Risks, Limitations & Open Questions
While the EPSG framework is powerful, it is not without risks.
Defining 'Success'
The biggest challenge is defining what constitutes a 'successful goal.' For a travel booking, it's clear. For a creative writing task or a data analysis project, 'success' is subjective. A rigid definition could lead to gaming the metric (e.g., an agent that produces low-quality work but calls it 'successful').
Measurement Complexity
Tracking EPSG requires granular instrumentation of every step in an agent's workflow. This is technically challenging, especially for systems that use multiple models, APIs, and external services. Standardization is needed, but it will take time.
Ethical Concerns
Outcome-based pricing could lead to algorithmic redlining. An agent might be cheaper for simple tasks (e.g., booking a domestic flight) but expensive for complex ones (e.g., booking a multi-city international trip with visa requirements). This could create a two-tier system where complex, high-value tasks become unaffordable for smaller businesses.
The 'Goodhart's Law' Trap
Once EPSG becomes a target, it will cease to be a good metric. Developers might optimize for the metric at the expense of other qualities, like user experience or safety. For example, an agent might avoid retrying a failed task to keep its EPSG low, even if a retry would have succeeded. The framework must be used as a diagnostic tool, not a KPI.
AINews Verdict & Predictions
The 'energy per successful goal' framework is not just a better metric; it is a necessary evolution for the AI industry. The current per-inference mindset is a relic of the single-turn era and is actively hindering the development of efficient, reliable agentic systems.
Our Predictions:
1. By Q1 2026, at least two major LLM providers (e.g., OpenAI, Anthropic) will announce outcome-based pricing tiers for agentic workloads. They will offer a 'per task completed' pricing model, backed by internal EPSG optimization tools.
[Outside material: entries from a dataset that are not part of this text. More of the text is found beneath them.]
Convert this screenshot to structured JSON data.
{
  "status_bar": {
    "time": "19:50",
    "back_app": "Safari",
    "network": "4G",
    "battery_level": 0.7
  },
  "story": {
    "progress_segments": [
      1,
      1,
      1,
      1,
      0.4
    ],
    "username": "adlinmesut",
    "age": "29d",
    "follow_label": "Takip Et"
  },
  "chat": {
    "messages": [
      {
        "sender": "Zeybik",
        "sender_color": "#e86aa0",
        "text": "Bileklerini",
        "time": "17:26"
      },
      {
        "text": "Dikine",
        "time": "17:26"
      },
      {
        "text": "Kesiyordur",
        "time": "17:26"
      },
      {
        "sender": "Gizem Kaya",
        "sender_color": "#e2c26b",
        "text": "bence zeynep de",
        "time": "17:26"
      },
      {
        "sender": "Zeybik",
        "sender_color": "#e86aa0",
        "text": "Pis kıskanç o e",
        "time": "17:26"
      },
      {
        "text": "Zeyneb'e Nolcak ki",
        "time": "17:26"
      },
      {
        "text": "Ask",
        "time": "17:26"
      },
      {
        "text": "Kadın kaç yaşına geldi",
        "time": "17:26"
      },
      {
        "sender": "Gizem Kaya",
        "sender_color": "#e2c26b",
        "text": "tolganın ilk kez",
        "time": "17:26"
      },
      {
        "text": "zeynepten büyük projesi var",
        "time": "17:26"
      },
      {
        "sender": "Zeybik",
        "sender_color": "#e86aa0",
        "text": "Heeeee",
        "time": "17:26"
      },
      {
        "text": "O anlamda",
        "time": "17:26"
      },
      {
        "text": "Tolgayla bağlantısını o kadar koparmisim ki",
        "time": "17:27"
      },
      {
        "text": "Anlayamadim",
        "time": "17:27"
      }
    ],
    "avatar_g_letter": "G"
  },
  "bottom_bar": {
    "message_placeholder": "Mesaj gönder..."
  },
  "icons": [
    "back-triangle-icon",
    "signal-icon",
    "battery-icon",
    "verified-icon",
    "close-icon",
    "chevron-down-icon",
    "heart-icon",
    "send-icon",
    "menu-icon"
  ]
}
2. A new open-source benchmark, 'AgentEco,' will emerge by the end of 2025, specifically measuring EPSG across common agent tasks. This will become the de facto standard for comparing agent frameworks.
3. Startups that explicitly market themselves as 'EPSG-optimized' will raise significant venture capital. Investors will recognize that efficiency is the next frontier after raw model capability.
4. LangChain will acquire or build a dedicated EPSG monitoring tool within the next 12 months, integrating it into their LangSmith platform.
What to Watch:
- The release of MemGPT v1.0 (Letta) and its impact on agent memory efficiency.
- Microsoft's Copilot ecosystem: if they adopt EPSG metrics internally, it will validate the approach for the enterprise.
- The GAIA benchmark leaderboard: if it starts including energy cost as a secondary metric, the shift is official.
The industry must stop counting calls and start counting completions. The future of AI efficiency is not about how cheap each thought is, but how cheap the result is.